One of the main arguments thrown out against the tournament is that players and teams won’t care about it. Activate your right brain a little, man. With a touch of creativity the league can make it something people will give a shit about. Contract bonuses for players, an allotment of lottery balls for the winner regardless of their regular season standing, or if you really wanna get bold, a guaranteed fourth-seed and home court in round one of the playoffs could help amp up the stakes; the last thing sounds like a lot, but it can’t be any worse than handing out a top-three seed for simply winning your division — a practice we’re barely a decade removed from. One or all of those carrots would get teams on board. Have Tiffany’s whip together a bitchin’ trophy and hype it up enough and players will in fact come to believe that it matters, too.
named it after someone cool who died and people will care right away. assassinate don nelson if you need to.— Kyle Lowry's Thumb Doctor (@Jacob_M_Mack) November 23, 2019
In time it’ll begin to juice up The Discourse us content piggies love so much. I can already envision myself calling Khris Middleton and Eric Bledsoe ‘tournament-ass players.’ Conversely, the legends of lesser known stars on teams without a real shot in the post-season would have a platform upon which to blossom.
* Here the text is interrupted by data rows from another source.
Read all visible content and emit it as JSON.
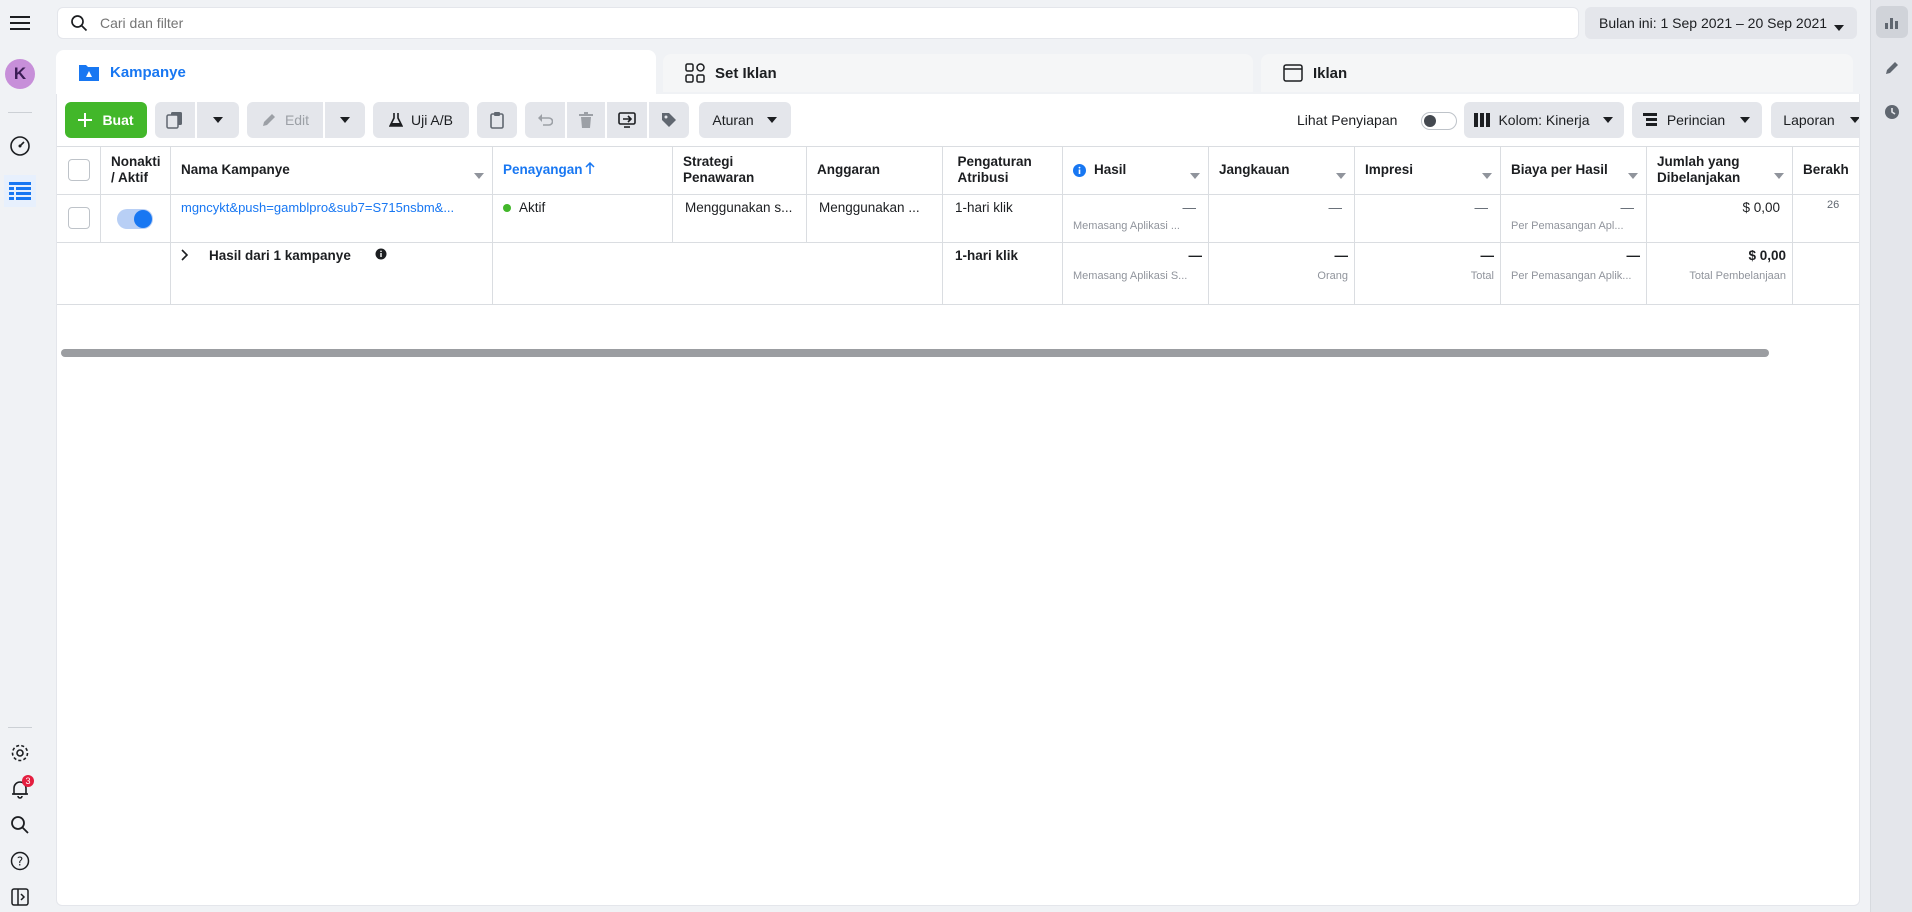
{
  "nav": {
    "avatar_letter": "K",
    "notif_count": "3"
  },
  "search": {
    "placeholder": "Cari dan filter"
  },
  "date_range": {
    "label": "Bulan ini: 1 Sep 2021 – 20 Sep 2021"
  },
  "tabs": [
    {
      "label": "Kampanye"
    },
    {
      "label": "Set Iklan"
    },
    {
      "label": "Iklan"
    }
  ],
  "toolbar": {
    "create": "Buat",
    "edit": "Edit",
    "ab_test": "Uji A/B",
    "rules": "Aturan",
    "view_setup": "Lihat Penyiapan",
    "columns": "Kolom: Kinerja",
    "breakdown": "Perincian",
    "reports": "Laporan"
  },
  "columns": {
    "off_on": "Nonakti / Aktif",
    "name": "Nama Kampanye",
    "delivery": "Penayangan",
    "bid_strategy": "Strategi Penawaran",
    "budget": "Anggaran",
    "attribution": "Pengaturan Atribusi",
    "results": "Hasil",
    "reach": "Jangkauan",
    "impressions": "Impresi",
    "cost_per_result": "Biaya per Hasil",
    "amount_spent": "Jumlah yang Dibelanjakan",
    "ends": "Berakh"
  },
  "rows": [
    {
      "name": "mgncykt&push=gamblpro&sub7=S715nsbm&...",
      "delivery": "Aktif",
      "bid_strategy": "Menggunakan s...",
      "budget": "Menggunakan ...",
      "attribution": "1-hari klik",
      "results": "—",
      "results_sub": "Memasang Aplikasi ...",
      "reach": "—",
      "impressions": "—",
      "cost_per_result": "—",
      "cost_per_result_sub": "Per Pemasangan Apl...",
      "amount_spent": "$ 0,00",
      "ends": "26"
    }
  ],
  "summary": {
    "label": "Hasil dari 1 kampanye",
    "attribution": "1-hari klik",
    "results": "—",
    "results_sub": "Memasang Aplikasi S...",
    "reach": "—",
    "reach_sub": "Orang",
    "impressions": "—",
    "impressions_sub": "Total",
    "cost_per_result": "—",
    "cost_per_result_sub": "Per Pemasangan Aplik...",
    "amount_spent": "$ 0,00",
    "amount_spent_sub": "Total Pembelanjaan"
  },
  "colors": {
    "accent": "#1877f2",
    "create_green": "#42b72a",
    "active_dot": "#42b72a",
    "avatar": "#c78fd9",
    "badge": "#e41e3f"
  }
}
In 20 years, Hall-of-Fame debates will include arguments like “what about that time Player X* averaged 40 a game and dragged his sorry ass team to the 2024 Manscaped Classic championship?”
(* — Player X will almost certainly be Devin Booker.)
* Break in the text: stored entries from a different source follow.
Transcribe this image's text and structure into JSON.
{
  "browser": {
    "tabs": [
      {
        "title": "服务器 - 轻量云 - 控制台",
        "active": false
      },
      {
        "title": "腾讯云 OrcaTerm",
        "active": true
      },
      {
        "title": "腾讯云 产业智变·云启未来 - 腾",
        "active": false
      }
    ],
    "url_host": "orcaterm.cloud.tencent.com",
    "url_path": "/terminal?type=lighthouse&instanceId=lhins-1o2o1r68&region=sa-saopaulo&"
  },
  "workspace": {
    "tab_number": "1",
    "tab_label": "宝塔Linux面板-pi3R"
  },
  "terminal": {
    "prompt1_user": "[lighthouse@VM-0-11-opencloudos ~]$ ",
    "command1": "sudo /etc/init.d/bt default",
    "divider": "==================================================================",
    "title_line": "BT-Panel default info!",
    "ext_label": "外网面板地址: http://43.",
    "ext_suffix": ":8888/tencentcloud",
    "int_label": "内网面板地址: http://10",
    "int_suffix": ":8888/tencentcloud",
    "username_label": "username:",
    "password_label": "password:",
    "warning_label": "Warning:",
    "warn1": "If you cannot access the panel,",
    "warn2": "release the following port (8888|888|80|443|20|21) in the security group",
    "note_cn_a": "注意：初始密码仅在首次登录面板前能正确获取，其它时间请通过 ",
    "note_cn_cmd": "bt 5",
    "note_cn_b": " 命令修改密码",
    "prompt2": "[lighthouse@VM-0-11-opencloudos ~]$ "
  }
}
We’ll get title teams that also pull off a run to the Love’s Truck Stops NBA Bowl, and fans of those teams will get to throw out the League Double as a reason for why their team’s championship owned harder than others.
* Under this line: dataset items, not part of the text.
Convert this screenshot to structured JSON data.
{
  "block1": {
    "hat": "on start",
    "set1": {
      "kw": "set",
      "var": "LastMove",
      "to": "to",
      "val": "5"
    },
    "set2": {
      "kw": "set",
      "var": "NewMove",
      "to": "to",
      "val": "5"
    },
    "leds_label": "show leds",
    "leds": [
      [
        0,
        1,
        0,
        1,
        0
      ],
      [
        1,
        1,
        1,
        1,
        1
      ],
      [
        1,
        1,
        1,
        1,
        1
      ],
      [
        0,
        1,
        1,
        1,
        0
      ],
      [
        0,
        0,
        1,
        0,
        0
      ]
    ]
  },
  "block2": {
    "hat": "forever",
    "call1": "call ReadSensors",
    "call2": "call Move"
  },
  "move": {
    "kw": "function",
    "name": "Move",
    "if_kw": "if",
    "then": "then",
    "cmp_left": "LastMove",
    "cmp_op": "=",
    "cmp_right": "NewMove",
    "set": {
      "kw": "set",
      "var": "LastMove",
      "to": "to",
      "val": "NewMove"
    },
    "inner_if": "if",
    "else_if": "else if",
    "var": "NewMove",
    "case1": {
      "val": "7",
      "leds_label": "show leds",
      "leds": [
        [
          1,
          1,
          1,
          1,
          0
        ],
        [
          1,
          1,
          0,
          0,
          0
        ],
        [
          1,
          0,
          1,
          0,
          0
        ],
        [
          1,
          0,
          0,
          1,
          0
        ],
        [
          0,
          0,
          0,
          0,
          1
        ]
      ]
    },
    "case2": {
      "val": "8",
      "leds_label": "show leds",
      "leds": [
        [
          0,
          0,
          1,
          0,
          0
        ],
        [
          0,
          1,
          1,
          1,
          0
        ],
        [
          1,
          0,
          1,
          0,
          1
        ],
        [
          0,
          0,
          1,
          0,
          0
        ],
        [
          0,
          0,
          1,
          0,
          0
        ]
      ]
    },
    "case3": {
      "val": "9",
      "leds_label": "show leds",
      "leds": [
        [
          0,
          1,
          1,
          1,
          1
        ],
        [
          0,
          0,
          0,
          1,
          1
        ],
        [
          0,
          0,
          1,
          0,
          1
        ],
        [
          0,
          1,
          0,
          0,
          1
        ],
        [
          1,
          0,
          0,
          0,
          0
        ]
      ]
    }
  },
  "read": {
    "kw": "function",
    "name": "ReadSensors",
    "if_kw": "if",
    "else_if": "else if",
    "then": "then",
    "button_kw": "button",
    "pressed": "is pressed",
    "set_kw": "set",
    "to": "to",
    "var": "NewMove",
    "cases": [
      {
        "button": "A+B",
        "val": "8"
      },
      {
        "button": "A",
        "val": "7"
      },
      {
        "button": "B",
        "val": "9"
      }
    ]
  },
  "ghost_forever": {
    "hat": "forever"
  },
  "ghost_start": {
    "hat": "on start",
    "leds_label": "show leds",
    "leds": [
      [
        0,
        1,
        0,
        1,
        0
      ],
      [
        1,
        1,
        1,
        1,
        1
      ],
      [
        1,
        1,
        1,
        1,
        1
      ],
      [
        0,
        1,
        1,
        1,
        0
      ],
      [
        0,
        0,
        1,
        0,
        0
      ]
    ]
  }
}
And look, no one with a brain will argue that a win in the Preparation H Cup will be more important or special than a championship. But we also don’t need to be such binary ghouls about giving teams reason to celebrate. For a league about which the most common complaint from normies is that things are too predictable and too few teams have a shot at a title, an extra trophy to play for gives teams with no shot in hell in the spring a chance to salvage something out of the season — or at the very least give their fans some warmth to cling to during the harsh winter months. You can’t tell me Wolves fans, with all the shit their team has dumped on them for the last decade and a half, wouldn’t get juiced for a Diet Cherry Vanilla Dr. Pepper Hoops Cup finals run, and then proceed to buy the NBA Store out of all the league cup champs gear in stock. As a Raptors fan, don’t lie and say that you wouldn’t have been thrilled to see Bargnani’s 12 Games of Competence coincide with a tournament run. At that time you’d have eaten up any shred of hope or excitement.
The proposal isn’t perfect, and will certainly change as it goes through various stages of league and Players Association approval. Having just eight teams thrown into a knockout round limits the number of single elimination games, which is kind of the main appeal of the whole thing. And inserting extra intense games into an otherwise chill part of the schedule does run counter to the pro-health movement the league has undergone in recent years.
The player safety concerns are definitely valid. But at the same time, it’s an entertainment product at the end of the day. As it stands, the chunk of the NBA calendar that truly engages the fan base, during which guys are trying hard, is a fraction of what it should be. With a little imagination, it doesn’t have to be that way.